The virus is known to be particularly lethal to those in their 60s and older who have underlying health conditions. And it can spread easily through congregate facilities, where many people live in a confined environment and workers move from room to room.

After her husband’s nursing home in Boone, North Carolina, stopped allowing family members to enter the facility because of coronavirus risks, Doris Greer stood outside his window three or four times a week. They had a routine.

Richard H. Greer, 79, who had heart problems and could not walk after a stroke, would call and ask his wife to bring their dogs, a rat terrier and “Boston Weiner” named Macy and Teton. Doris Greer would drive over and a nursing home employee would slide Richard Greer’s window open just a little bit, and the two would talk through the screen.

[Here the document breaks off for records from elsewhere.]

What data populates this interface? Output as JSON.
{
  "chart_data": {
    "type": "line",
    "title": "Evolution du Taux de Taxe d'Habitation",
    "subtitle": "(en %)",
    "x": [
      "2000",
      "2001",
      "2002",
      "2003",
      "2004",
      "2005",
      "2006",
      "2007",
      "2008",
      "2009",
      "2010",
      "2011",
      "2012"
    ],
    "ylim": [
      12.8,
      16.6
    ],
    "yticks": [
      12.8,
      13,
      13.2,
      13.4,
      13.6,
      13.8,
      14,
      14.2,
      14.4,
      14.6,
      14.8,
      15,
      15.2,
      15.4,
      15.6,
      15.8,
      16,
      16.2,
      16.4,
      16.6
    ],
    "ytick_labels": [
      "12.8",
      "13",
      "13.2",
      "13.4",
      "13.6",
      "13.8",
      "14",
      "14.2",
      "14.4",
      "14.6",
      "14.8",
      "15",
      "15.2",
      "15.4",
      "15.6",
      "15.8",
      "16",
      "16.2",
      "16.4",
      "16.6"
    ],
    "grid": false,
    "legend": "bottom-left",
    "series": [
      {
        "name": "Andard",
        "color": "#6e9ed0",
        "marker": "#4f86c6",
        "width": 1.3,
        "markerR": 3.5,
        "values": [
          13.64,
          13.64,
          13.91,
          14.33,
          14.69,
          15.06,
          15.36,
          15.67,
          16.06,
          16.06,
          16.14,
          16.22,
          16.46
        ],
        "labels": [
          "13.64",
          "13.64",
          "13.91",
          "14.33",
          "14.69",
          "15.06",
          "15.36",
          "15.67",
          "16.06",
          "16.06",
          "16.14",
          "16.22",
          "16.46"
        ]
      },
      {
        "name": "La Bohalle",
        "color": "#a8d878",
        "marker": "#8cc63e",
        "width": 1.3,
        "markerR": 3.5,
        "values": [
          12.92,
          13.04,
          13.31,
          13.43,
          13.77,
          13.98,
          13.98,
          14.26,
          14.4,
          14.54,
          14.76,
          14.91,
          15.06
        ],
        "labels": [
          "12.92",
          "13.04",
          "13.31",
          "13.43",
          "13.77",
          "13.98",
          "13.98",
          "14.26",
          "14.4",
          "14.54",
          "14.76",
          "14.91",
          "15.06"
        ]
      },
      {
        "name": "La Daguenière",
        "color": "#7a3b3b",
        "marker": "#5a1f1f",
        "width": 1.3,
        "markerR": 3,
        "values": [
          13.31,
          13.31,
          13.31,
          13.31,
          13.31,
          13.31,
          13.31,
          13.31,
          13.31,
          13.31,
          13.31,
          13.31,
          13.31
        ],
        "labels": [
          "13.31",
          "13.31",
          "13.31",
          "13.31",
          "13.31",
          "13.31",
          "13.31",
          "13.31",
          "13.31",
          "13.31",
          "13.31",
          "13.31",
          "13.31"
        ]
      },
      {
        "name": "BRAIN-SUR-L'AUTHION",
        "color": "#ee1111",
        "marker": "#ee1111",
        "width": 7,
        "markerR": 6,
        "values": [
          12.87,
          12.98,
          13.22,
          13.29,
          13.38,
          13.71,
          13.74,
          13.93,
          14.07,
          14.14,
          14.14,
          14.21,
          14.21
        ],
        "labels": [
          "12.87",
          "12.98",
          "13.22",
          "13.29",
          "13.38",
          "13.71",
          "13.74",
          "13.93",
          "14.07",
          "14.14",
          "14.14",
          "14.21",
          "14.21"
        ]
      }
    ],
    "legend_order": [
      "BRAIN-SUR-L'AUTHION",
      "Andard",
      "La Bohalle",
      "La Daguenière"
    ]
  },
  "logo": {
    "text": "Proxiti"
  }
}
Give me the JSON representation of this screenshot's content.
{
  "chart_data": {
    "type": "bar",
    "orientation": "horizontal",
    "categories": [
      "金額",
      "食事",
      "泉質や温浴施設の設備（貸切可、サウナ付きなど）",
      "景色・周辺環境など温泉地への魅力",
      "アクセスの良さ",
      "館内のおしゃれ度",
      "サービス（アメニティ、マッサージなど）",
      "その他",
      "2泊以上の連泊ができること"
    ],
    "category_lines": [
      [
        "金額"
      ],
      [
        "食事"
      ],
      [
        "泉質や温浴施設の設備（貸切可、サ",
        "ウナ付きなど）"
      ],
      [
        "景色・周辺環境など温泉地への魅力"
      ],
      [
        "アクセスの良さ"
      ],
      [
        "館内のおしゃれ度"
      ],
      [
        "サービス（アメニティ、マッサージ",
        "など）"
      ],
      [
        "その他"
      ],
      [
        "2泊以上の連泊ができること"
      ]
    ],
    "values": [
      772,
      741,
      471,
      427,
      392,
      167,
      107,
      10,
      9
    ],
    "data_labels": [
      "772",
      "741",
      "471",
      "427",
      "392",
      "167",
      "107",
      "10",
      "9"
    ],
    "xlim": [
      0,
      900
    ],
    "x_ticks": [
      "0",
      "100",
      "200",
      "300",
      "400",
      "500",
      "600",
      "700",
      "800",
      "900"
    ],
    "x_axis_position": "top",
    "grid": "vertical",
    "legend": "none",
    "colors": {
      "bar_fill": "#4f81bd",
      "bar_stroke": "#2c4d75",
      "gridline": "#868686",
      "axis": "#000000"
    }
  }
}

Since March, Doris Greer had prayed that the coronavirus would not make its way into her husband’s facility, but she thought her husband was well protected because he rarely, if ever, left his room.

Then one day in the fall, she arrived at the window and a worker told her that her husband had tested positive and that they could not talk. His condition soon deteriorated.

She was permitted to go into the facility briefly in September in protective gear. Richard Greer was on oxygen and unconscious. Joined by her sister, she then went back outside and sat by his window and talked to him. She stayed until it was very late and then came back to the window the next morning.

“I don’t know if he could hear me,” Doris Greer said. “I just told him he was OK and that I loved him.”

She was still there at the window when he died later that day.